You know this isn't going to be enough.

Nothing will ever be enough.


You can kill me if you want, Sam.


I won't stop you.





...Honor doesn't matter anymore."


"SHUT UP! 

This isn't about me, don't you get that yet?!
This isn't---!
It isn't...
It's... about him.
God, Winston, if you had to destroy me like this, so be it.
But why did he have to get involved? Why did...?
I gave up everything... everything... just to keep him safe and now...
God, how long...?
How long before he becomes like us?
Like... me?
How could I... how could I do this to him? How could I do this to my own son? 
I had one job... the rest was all play, but I had ONE FUCKING JOB... 
And I... I lost, Winston. Goddammit. GODDAMMIT!"



He didn't even flinch as I punched my gauntlet to the beam mere inches from his face.

The white fire came back. This time I didn't push it back.

I deserved it.


"...The only sad part is that you've said many times that you're not like me. 
That you don't have a speck of humanity... left in you. That you forgot.
But that was never true, Sam. 
I just wish... 
I wish a lot of things." 



That empty stare finally looked away. I knew the look. Guilt.

He carried his.

I had mine.

And I let him go with it. Taking two shaky steps back to put my back to the counter. Leaning against it. My good arm holding my gauntlet against me. I felt... exhaustion weigh over me. It took everything just to not sit down. Stool or floor, it wouldn't have mattered. The floor would have been more suiting. Inside my hoodie, my tape recorder continued its job. Recording the conversation.


"'...Once you have claws... you'll only ever be... a monster...'

That's what that bastard told me when he... 
When he melted the fucking THING to my arm.
Why did I risk it, Winston? Why did I go to him? Why did I...?
I... I should have just killed him.
Like... Alex..."


"... Because that's your child, Sam. 
I can't answer that question, 
since that sort of love is something that nobody could ever fully understand. 
Maybe I, once... had something similar, but not as powerful. 
Not as potent, as sharp and piercing, as painful... 
And through me, such a thing has been compromised. 
You don't want to hear it, I'm sure, and it will never be enough...


But I'm sorry, Sam. 
I considered you my closest friend. 


I... was a fool, but I never meant to... I never meant for this to happen..." 

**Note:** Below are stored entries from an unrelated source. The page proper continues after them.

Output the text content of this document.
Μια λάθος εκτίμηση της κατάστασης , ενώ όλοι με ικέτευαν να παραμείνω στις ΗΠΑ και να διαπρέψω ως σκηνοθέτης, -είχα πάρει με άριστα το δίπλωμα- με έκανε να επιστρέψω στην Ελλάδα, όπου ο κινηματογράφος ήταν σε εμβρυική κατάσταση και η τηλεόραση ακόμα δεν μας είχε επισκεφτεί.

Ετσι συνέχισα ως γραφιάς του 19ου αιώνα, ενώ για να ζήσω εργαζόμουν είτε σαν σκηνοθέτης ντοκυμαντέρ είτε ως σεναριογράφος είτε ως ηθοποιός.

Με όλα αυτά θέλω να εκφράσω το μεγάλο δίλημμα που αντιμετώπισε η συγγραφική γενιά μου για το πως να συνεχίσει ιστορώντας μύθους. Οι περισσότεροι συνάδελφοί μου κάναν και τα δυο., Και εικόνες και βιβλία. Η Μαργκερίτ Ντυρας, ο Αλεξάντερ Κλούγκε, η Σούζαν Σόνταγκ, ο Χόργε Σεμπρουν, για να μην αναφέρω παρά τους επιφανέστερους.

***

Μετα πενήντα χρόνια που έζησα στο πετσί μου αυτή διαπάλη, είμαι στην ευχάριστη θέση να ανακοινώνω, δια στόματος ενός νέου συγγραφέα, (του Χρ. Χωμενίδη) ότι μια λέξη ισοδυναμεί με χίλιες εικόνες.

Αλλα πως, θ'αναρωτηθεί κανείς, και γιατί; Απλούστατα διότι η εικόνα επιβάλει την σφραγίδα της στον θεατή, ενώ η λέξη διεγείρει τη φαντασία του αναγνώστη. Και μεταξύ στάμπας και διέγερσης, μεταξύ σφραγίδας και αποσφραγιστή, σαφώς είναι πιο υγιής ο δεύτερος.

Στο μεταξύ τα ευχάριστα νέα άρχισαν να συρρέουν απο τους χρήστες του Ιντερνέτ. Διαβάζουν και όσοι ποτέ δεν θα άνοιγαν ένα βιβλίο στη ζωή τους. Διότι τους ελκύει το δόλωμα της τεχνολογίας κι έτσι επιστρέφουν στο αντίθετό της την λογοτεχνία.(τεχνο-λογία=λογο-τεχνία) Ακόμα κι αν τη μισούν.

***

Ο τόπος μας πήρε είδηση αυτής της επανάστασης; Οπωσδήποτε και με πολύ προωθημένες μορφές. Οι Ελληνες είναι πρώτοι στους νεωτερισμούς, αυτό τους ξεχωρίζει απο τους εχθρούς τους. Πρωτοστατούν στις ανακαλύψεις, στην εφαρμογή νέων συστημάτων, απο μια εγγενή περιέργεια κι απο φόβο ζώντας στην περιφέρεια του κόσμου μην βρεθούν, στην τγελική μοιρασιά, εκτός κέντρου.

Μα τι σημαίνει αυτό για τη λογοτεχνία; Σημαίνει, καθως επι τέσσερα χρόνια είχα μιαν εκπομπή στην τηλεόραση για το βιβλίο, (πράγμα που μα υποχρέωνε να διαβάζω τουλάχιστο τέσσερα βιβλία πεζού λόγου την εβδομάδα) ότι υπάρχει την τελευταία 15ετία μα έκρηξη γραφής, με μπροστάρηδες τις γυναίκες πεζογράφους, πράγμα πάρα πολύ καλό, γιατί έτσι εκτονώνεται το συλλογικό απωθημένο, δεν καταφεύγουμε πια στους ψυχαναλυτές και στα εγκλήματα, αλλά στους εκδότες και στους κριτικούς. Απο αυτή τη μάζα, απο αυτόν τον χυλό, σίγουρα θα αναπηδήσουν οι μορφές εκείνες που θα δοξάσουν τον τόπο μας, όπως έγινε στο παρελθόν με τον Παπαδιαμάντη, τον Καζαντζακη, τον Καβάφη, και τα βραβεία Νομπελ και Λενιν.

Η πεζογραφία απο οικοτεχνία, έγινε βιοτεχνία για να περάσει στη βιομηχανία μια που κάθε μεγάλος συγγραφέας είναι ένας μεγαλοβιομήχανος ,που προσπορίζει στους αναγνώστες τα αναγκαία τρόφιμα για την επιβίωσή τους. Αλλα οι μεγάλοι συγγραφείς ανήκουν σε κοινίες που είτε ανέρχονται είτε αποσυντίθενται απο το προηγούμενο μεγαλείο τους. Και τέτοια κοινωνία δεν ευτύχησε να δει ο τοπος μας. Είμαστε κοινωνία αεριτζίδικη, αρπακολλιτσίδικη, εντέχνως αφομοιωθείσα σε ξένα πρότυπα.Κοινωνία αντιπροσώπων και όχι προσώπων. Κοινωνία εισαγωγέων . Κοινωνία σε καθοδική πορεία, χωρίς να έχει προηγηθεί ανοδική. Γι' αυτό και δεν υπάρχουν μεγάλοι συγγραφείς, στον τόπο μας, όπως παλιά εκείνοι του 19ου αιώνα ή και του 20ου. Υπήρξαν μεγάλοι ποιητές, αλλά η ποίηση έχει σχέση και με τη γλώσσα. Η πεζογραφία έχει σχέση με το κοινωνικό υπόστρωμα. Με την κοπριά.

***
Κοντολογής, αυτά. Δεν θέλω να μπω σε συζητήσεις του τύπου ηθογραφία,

I said nothing for a while. They say misery loves company, and I suppose that's true. But, after a while, I knew I couldn't put it off much longer. I had to do what I had come to do... but, first, I wanted... to give something. I wanted to finish my story. Or, at least, the beginnings of it. It was true, I had never told him details even though he'd told me several tales of the battlefield. About how he came back only to find mother and father in early graves. About how he'd never seen Slender Man. Not really.

I suppose I decided in that moment... that I owed him the story. 

So, I brushed off my hood.

Took off my mask.

And I told it.

And now I'm going to tell it to you.